Sometimes, notes Dr. Moroz, conflicting results on imaging studies compel the team to wait until the time of surgery to make a definitive plan.
Comprehensive Planning for Complex Procedures
Gynecologic oncologist Fady Khoury-Collado, MD, specializes in surgeries for gynecologic cancers as well as the surgical management of patients with abnormal placentation. In collaboration with specialists in the Division of Maternal-Fetal Medicine, Dr. Khoury-Collado is a key member of the planning team. “I see the patients during their pregnancy to talk to them about my role in their care, which is doing the surgery to remove the uterus. After Dr. Moroz and her team deliver the baby, then my part starts,” says Dr. Khoury-Collado. “The main risk of placenta accreta is that an unplanned delivery and attempts at removing the placenta could lead to a catastrophic hemorrhage for the mother. The best way to manage this clinical condition is to know before the delivery that this condition is present and be prepared for it.”

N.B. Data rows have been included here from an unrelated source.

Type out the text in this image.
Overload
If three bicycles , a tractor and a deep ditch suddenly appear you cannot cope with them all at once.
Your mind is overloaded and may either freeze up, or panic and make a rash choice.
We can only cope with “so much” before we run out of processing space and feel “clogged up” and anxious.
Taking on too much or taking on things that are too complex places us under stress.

As Dr. Khoury-Collado explains, the more the placenta invades the wall of the uterus, the greater the risk and difficulty in surgical management. “We try to prevent the bleeding by not delivering the placenta,” he says. “We deliver the baby only and then we remove the whole uterus with the placenta left in place. Despite that, there's still a high risk of bleeding that needs to be managed surgically. Our experience in managing these cases continues to evolve, and we have observed a concomitant steady improvement in patient outcomes.”
The multidisciplinary involvement of clinical services includes calling on urologists to perform a preoperative cystoscopy and bilateral ureteral stent placement in the event that the placenta has extended beyond the uterus into the space around the bladder. “We have that added level of protection to identify the anatomy in this area and to reduce the risk for urologic injury,” says Dr. Moroz. “In addition, our team of expert anesthesiologists focuses on the resuscitation of the patient during surgery, and their role is critical in replacing the blood loss in a timely fashion to maintain the patient stable throughout surgery and the postoperative period.”
The delivery is done in coordination with a mobile team from the Neonatal Intensive Care team since the majority of deliveries are performed in the late preterm period. “Thanks to the expertise of the obstetric anesthesia team, in many cases mothers are able to have their delivery under epidural anesthesia so they can be awake for the birth of their child,” adds Dr. Moroz. “Despite the complexity of the surgery, we try to preserve the joy of the delivery room.”
Addressing the Emotional Ramifications
Dr. Moroz and her Columbia colleagues also address the emotional impact on women as they face this life-threatening diagnosis and major surgery that presents such risks for mothers and their babies. “A diagnosis of placenta accreta fundamentally changes a woman’s thoughts about her pregnancy and pregnancy experience. There’s a lot of anxiety and it can be a huge challenge for the mothers. So, another aspect of prenatal care is making sure that they have the right kinds of support. We rely greatly on Dr. Catherine Monk, a clinical psychologist, and her mental health program within our department to provide services that include support groups and counseling to talk through some of the adjustment reaction that happens following a diagnosis like this. This also helps the mother come to terms with the ultimate delivery plan.”